Host runtime fields, methods, and command surfaces that already exist for the Core:

  • GameWorld.CoreLocationId, GameWorld.HasCore, GameWorld.TryEstablishCore(...), and GameWorld.IsCoreLocation(...) in Host/GameWorld.cs.
  • GameRuntime.EstablishCore(...) in Host/GameRuntime.cs.
  • GameSession.EstablishCore(...) and GameSession.CreateCoreEstablishedJournalEntry(...) in Server/Services/GameSession.cs.
  • GameCommandService.EstablishCore(...) in Server/Services/GameCommandService.cs.
  • The operation id GameOperations.EstablishCore = "core.establish" and the typed EstablishCoreCommandArgs in Server/Services/GameOperations.cs.
  • CoreSnapshot plus the Core property on the snapshot envelope in Server/Services/GameSnapshot.cs, populated by Server/Services/GameSnapshotBuilder.cs and routed by Server/Services/GameOperationRouter.cs.

Client surfaces that consume the shipped Core slice:

  • CoreSnapshot in Client/src/api/types.ts (line 475) and the core field on the snapshot envelope types at Client/src/api/types.ts lines 847 and 878.
  • The establishCore() action in Client/src/store/gameStore.ts.
  • The SignalR invocation for Core establishment in Client/src/api/signalr.ts (line 131).

Shipped — partial / prototype

These pieces exist in the runtime but only as a narrower stand-in for the full contract above.

  • The Core Screen (../ux/gd-core-screen.md) renders basic Core state, but building management and Core-side upgrades are not yet wired to runtime data. The screen is a stub for the full personal-anchor infrastructure surface described in "What The Core Must Support" and "Core Infrastructure Boundary" above.
  • The Journal entry written when the Core is established (GameSession.CreateCoreEstablishedJournalEntry(...)) uses hard-coded string literals ("Core Established" and "Core established. Hold this anchor and keep scouting the frontier."). It is not yet a structured Journal hook driven by Journal entry classes, links, or annotations as described in ../ux/gd-journal.md.

Deferred

These pieces are not in the runtime yet and are explicit follow-through, not silent gaps.

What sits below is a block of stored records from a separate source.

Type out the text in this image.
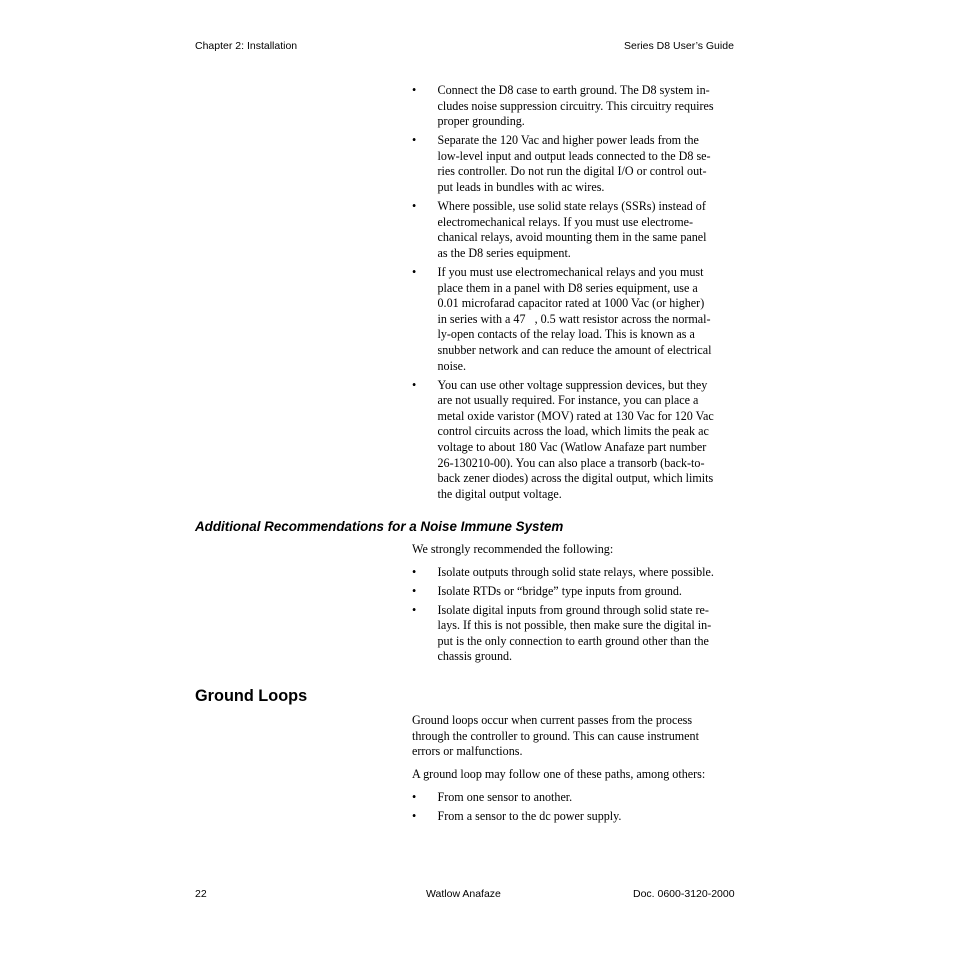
Chapter 2: Installation	Series D8 User’s Guide
•	Connect the D8 case to earth ground. The D8 system in-
cludes noise suppression circuitry. This circuitry requires
proper grounding.
•	Separate the 120 Vac and higher power leads from the
low-level input and output leads connected to the D8 se-
ries controller. Do not run the digital I/O or control out-
put leads in bundles with ac wires.
•	Where possible, use solid state relays (SSRs) instead of
electromechanical relays. If you must use electrome-
chanical relays, avoid mounting them in the same panel
as the D8 series equipment.
•	If you must use electromechanical relays and you must
place them in a panel with D8 series equipment, use a
0.01 microfarad capacitor rated at 1000 Vac (or higher)
in series with a 47   , 0.5 watt resistor across the normal-
ly-open contacts of the relay load. This is known as a
snubber network and can reduce the amount of electrical
noise.
•	You can use other voltage suppression devices, but they
are not usually required. For instance, you can place a
metal oxide varistor (MOV) rated at 130 Vac for 120 Vac
control circuits across the load, which limits the peak ac
voltage to about 180 Vac (Watlow Anafaze part number
26-130210-00). You can also place a transorb (back-to-
back zener diodes) across the digital output, which limits
the digital output voltage.
Additional Recommendations for a Noise Immune System

We strongly recommended the following:

•	Isolate outputs through solid state relays, where possible.
•	Isolate RTDs or “bridge” type inputs from ground.
•	Isolate digital inputs from ground through solid state re-
lays. If this is not possible, then make sure the digital in-
put is the only connection to earth ground other than the
chassis ground.
Ground Loops

Ground loops occur when current passes from the process
through the controller to ground. This can cause instrument
errors or malfunctions.

A ground loop may follow one of these paths, among others:

•	From one sensor to another.
•	From a sensor to the dc power supply.
22	Watlow Anafaze	Doc. 0600-3120-2000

  • A named-character assignment surface at the Core. The contract above describes Core-side assignments tied to ward work, stores, recovery, teaching, and household support, but no runtime surface owns these assignments yet.
  • Ward-work mechanics. Stabilizing, maintaining, and acting through the Nexus/Wardheart anchor remains design-only.
  • Core progression beyond the Core Screen stub: buildings, upgrades, recovery routines, storage growth, warding upgrades, logistics expansion, and household support are all deferred.
  • Structured Journal hooks at Core establishment. The current hard-coded string literals are deferred drift; the canonical fix is to issue the Core-established beat as a Journal entry of an explicit class with links, tags, and optional narration-safe prose per ../ux/gd-journal.md.
  • Legacy id-string cleanup in ../../Content/locations/features/dormant_nexus.secs (lines 56–60) and the mirroring ../../Generated/Locations/FeaturePlacement/FeatureContentProfiles.cs (lines 48, 51). Those files still ship the runtime id strings "CoreBase", "found-core-base", and "NexusCore". These are runtime ids, not prose, and they predate the live Core canon. This wave does not edit those files; it flags them here as deferred terminology drift requiring a future code wave so the gap stays visible instead of rotting.